Oakland's hitters were horrible last season. There are 14 teams in the American League. The A's finished 14th in runs, hits, doubles, batting average and slugging percentage. They finished 13th in on-base percentage. Thanks mostly to Cust, they finished fourth in walks, but walks are largely irrelevant if you've got the lowest batting average in the league.

All of which leaves a great deal of room for improvement.

Holliday in left field would represent a massive upgrade over Emil Brown. Furcal at shortstop would represent a massive upgrade, both offensively and defensively, over Bobby Crosby.

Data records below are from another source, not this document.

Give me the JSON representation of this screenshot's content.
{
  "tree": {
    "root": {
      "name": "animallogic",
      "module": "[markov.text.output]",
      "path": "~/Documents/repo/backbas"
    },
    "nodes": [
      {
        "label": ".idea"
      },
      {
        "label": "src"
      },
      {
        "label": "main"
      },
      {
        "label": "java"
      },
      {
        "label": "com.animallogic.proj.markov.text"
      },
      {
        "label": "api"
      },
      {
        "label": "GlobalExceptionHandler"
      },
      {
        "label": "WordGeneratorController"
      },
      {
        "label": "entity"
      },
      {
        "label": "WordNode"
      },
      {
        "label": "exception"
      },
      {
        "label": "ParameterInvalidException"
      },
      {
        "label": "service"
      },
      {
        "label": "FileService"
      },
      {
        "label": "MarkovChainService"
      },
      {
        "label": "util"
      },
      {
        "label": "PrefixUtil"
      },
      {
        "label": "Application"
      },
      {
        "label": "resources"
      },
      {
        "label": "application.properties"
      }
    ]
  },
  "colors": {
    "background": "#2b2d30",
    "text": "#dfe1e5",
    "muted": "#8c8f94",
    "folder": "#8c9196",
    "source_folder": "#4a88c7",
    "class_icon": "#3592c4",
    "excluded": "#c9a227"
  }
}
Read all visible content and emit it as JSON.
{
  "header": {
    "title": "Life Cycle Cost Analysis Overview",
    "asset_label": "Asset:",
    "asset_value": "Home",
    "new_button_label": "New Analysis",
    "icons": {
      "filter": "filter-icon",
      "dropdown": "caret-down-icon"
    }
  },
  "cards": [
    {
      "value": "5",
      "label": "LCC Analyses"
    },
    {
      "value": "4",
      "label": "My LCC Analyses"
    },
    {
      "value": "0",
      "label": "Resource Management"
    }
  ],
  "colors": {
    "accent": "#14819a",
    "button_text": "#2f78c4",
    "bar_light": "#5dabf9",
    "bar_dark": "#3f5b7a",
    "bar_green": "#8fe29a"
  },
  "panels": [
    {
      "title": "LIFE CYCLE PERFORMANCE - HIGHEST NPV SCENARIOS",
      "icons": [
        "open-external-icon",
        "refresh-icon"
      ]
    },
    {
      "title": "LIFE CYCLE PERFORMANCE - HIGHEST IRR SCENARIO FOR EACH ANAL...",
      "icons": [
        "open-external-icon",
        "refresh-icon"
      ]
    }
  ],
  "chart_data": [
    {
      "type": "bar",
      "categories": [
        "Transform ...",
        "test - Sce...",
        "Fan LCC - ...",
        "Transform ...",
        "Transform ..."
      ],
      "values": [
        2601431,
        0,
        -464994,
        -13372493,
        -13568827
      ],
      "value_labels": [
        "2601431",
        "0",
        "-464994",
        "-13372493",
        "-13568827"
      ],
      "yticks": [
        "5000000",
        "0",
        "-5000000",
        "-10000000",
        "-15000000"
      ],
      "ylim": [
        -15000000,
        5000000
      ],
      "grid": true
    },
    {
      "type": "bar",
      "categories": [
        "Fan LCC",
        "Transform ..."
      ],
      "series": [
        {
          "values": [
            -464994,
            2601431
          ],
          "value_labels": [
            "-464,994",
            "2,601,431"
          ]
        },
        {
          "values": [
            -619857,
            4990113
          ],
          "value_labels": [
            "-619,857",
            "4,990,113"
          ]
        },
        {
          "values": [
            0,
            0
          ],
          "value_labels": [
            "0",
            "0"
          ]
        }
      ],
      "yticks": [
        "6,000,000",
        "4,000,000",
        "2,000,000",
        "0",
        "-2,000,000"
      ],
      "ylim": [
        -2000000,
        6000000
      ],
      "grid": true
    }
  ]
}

Barton, who was one of the worst players in the majors this year, will either wind up higher in the lineup or in the minors, because if you've got a first baseman batting ninth you have to find a new first baseman. Given his professional track record, I expect him to get better. Ryan Sweeney and Kurt Suzuki are both young and should improve, while Travis Buck and youngster Aaron Cunningham have the makings of a strong platoon in right field.

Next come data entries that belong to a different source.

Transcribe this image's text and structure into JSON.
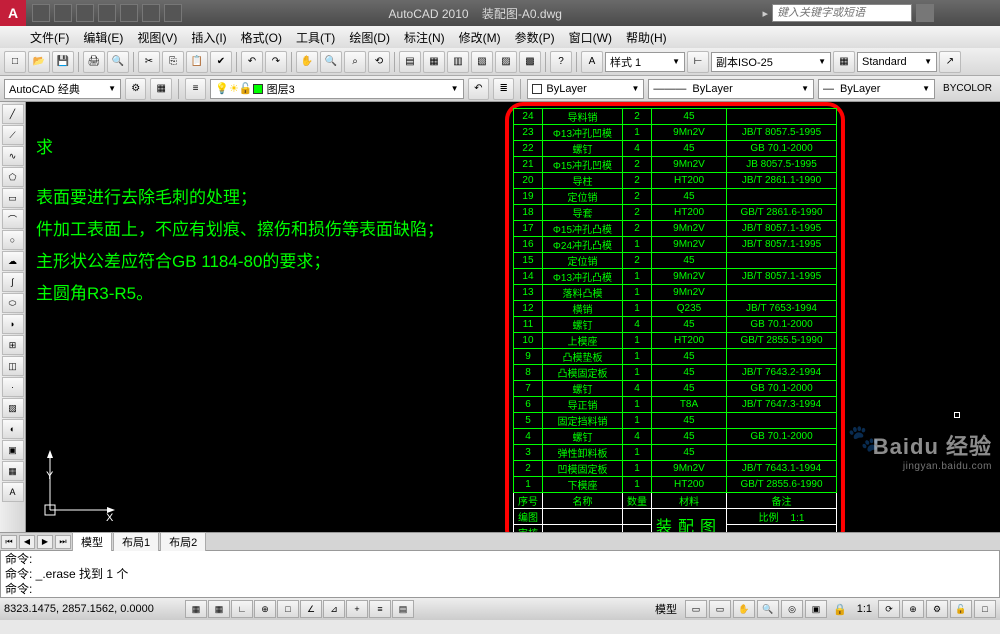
{
  "title": {
    "app": "AutoCAD 2010",
    "file": "装配图-A0.dwg"
  },
  "search_placeholder": "键入关键字或短语",
  "menu": [
    "文件(F)",
    "编辑(E)",
    "视图(V)",
    "插入(I)",
    "格式(O)",
    "工具(T)",
    "绘图(D)",
    "标注(N)",
    "修改(M)",
    "参数(P)",
    "窗口(W)",
    "帮助(H)"
  ],
  "workspace": "AutoCAD 经典",
  "layer_combo": "图层3",
  "style_label": "样式 1",
  "dim_style": "副本ISO-25",
  "text_style": "Standard",
  "prop_color": "ByLayer",
  "prop_ltype": "ByLayer",
  "prop_lweight": "ByLayer",
  "prop_plot": "BYCOLOR",
  "canvas_lines": [
    "求",
    "表面要进行去除毛刺的处理；",
    "件加工表面上，不应有划痕、擦伤和损伤等表面缺陷；",
    "主形状公差应符合GB 1184-80的要求；",
    "主圆角R3-R5。"
  ],
  "ucs": {
    "x": "X",
    "y": "Y"
  },
  "bom_rows": [
    [
      "24",
      "导料销",
      "2",
      "45",
      ""
    ],
    [
      "23",
      "Φ13冲孔凹模",
      "1",
      "9Mn2V",
      "JB/T 8057.5-1995"
    ],
    [
      "22",
      "螺钉",
      "4",
      "45",
      "GB 70.1-2000"
    ],
    [
      "21",
      "Φ15冲孔凹模",
      "2",
      "9Mn2V",
      "JB 8057.5-1995"
    ],
    [
      "20",
      "导柱",
      "2",
      "HT200",
      "JB/T 2861.1-1990"
    ],
    [
      "19",
      "定位销",
      "2",
      "45",
      ""
    ],
    [
      "18",
      "导套",
      "2",
      "HT200",
      "GB/T 2861.6-1990"
    ],
    [
      "17",
      "Φ15冲孔凸模",
      "2",
      "9Mn2V",
      "JB/T 8057.1-1995"
    ],
    [
      "16",
      "Φ24冲孔凸模",
      "1",
      "9Mn2V",
      "JB/T 8057.1-1995"
    ],
    [
      "15",
      "定位销",
      "2",
      "45",
      ""
    ],
    [
      "14",
      "Φ13冲孔凸模",
      "1",
      "9Mn2V",
      "JB/T 8057.1-1995"
    ],
    [
      "13",
      "落料凸模",
      "1",
      "9Mn2V",
      ""
    ],
    [
      "12",
      "横销",
      "1",
      "Q235",
      "JB/T 7653-1994"
    ],
    [
      "11",
      "螺钉",
      "4",
      "45",
      "GB 70.1-2000"
    ],
    [
      "10",
      "上模座",
      "1",
      "HT200",
      "GB/T 2855.5-1990"
    ],
    [
      "9",
      "凸模垫板",
      "1",
      "45",
      ""
    ],
    [
      "8",
      "凸模固定板",
      "1",
      "45",
      "JB/T 7643.2-1994"
    ],
    [
      "7",
      "螺钉",
      "4",
      "45",
      "GB 70.1-2000"
    ],
    [
      "6",
      "导正销",
      "1",
      "T8A",
      "JB/T 7647.3-1994"
    ],
    [
      "5",
      "固定挡料销",
      "1",
      "45",
      ""
    ],
    [
      "4",
      "螺钉",
      "4",
      "45",
      "GB 70.1-2000"
    ],
    [
      "3",
      "弹性卸料板",
      "1",
      "45",
      ""
    ],
    [
      "2",
      "凹模固定板",
      "1",
      "9Mn2V",
      "JB/T 7643.1-1994"
    ],
    [
      "1",
      "下模座",
      "1",
      "HT200",
      "GB/T 2855.6-1990"
    ]
  ],
  "bom_header": [
    "序号",
    "名称",
    "数量",
    "材料",
    "备注"
  ],
  "bom_footer": {
    "row1_l": "编图",
    "row2_l": "审核",
    "title": "装配图",
    "scale_l": "比例",
    "scale_v": "1:1"
  },
  "layout_tabs": {
    "model": "模型",
    "l1": "布局1",
    "l2": "布局2"
  },
  "cmd": {
    "line1": "命令:",
    "line2": "命令: _.erase 找到 1 个",
    "line3": "命令:"
  },
  "status": {
    "coords": "8323.1475, 2857.1562, 0.0000",
    "model": "模型",
    "scale": "1:1"
  },
  "watermark": {
    "main": "Baidu 经验",
    "sub": "jingyan.baidu.com"
  }
}
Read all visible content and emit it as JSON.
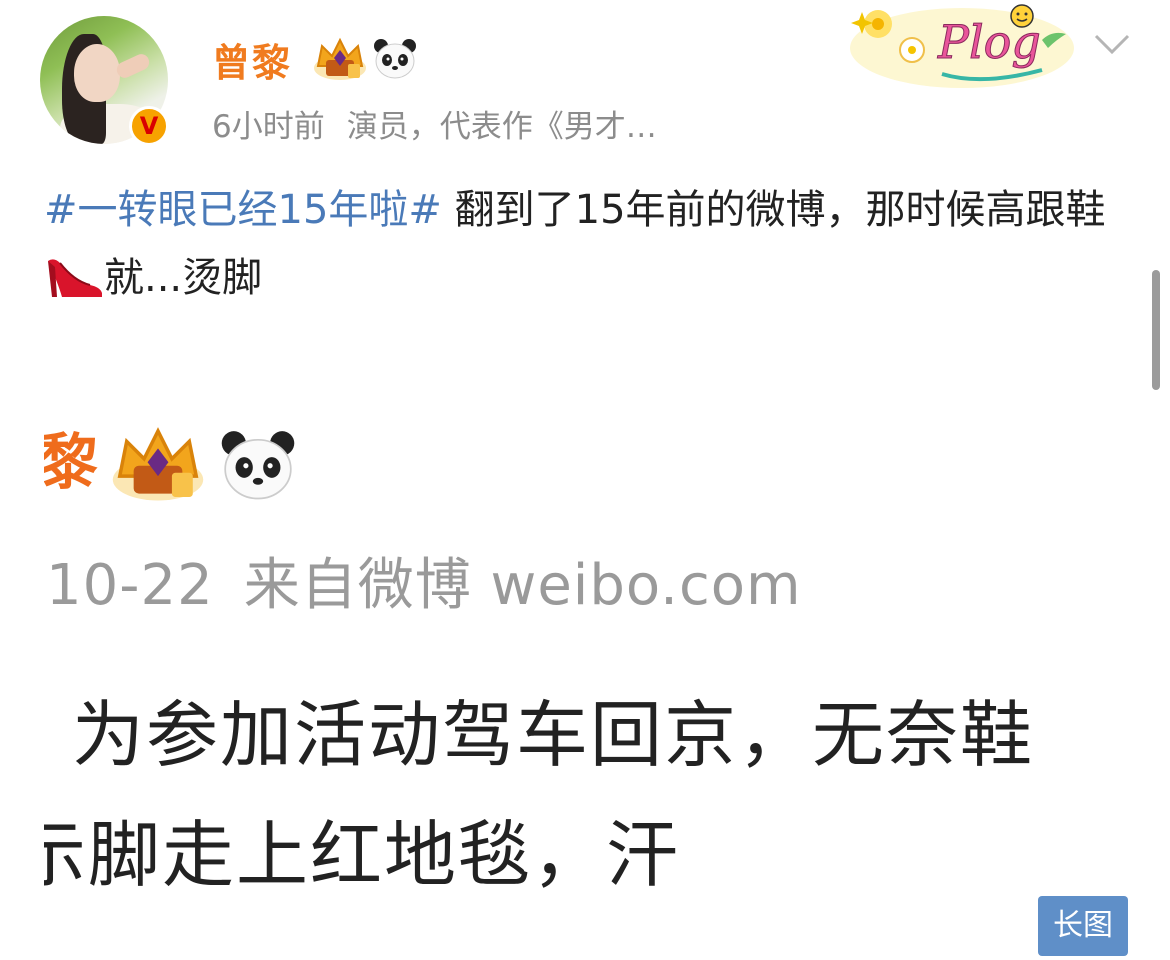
{
  "header": {
    "username": "曾黎",
    "time": "6小时前",
    "description": "演员，代表作《男才…",
    "sticker_text": "Plog"
  },
  "post": {
    "hashtag": "#一转眼已经15年啦#",
    "text_part1": " 翻到了15年前的微博，那时候高跟鞋",
    "text_part2": "就...烫脚"
  },
  "embedded_post": {
    "name_fragment": "黎",
    "date": "10-22",
    "source": "来自微博 weibo.com",
    "line1": "为参加活动驾车回京，无奈鞋",
    "line2": "示脚走上红地毯，汗"
  },
  "long_image_label": "长图",
  "icons": [
    "verified-v-icon",
    "crown-badge-icon",
    "panda-icon",
    "high-heel-icon",
    "chevron-down-icon"
  ],
  "colors": {
    "username": "#f07b1f",
    "hashtag": "#4a7ab8",
    "meta": "#8c8c8c",
    "long_image_bg": "#5f8fc8",
    "verified_badge": "#f7a200"
  }
}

Really, that leaves just one obvious hole: third base. Eric Chavez is not going to be healthy, and Jack Hannahan, though probably not as bad as his 2008 numbers suggest, is not the answer.

But even good teams have a hole or two. I can't believe the A's are counting on signing Furcal, even if they can afford him. But they won 76 games last season. Considering the huge upgrades Holliday and Furcal would give the A's, I think 85 wins would be a reasonable target.

Still, 85 wins doesn't get you into the playoffs … But 85 lets you dream about 90, and 90 might get you in. My guess is that Billy Beane believes something that most don't: the Angels can be had. Most look at the Angels and their 100 wins in 2008 and see a team that can't be beaten in 2009. Meanwhile, Beane may see a team that outscored its opponents by only 68 runs in 2008, could just as easily have won 85 games as 100, and figures to struggle to score runs again, especially if Mark Teixeira's not back.

Beane punted last season when it was apparent that the Angels couldn't be caught and there were deals to be made. But he's as nimble as any GM in the game, and in 2009 the American League West may be up for grabs. The Angels are obviously the favorites at this point. But let's see what Beane comes up with next.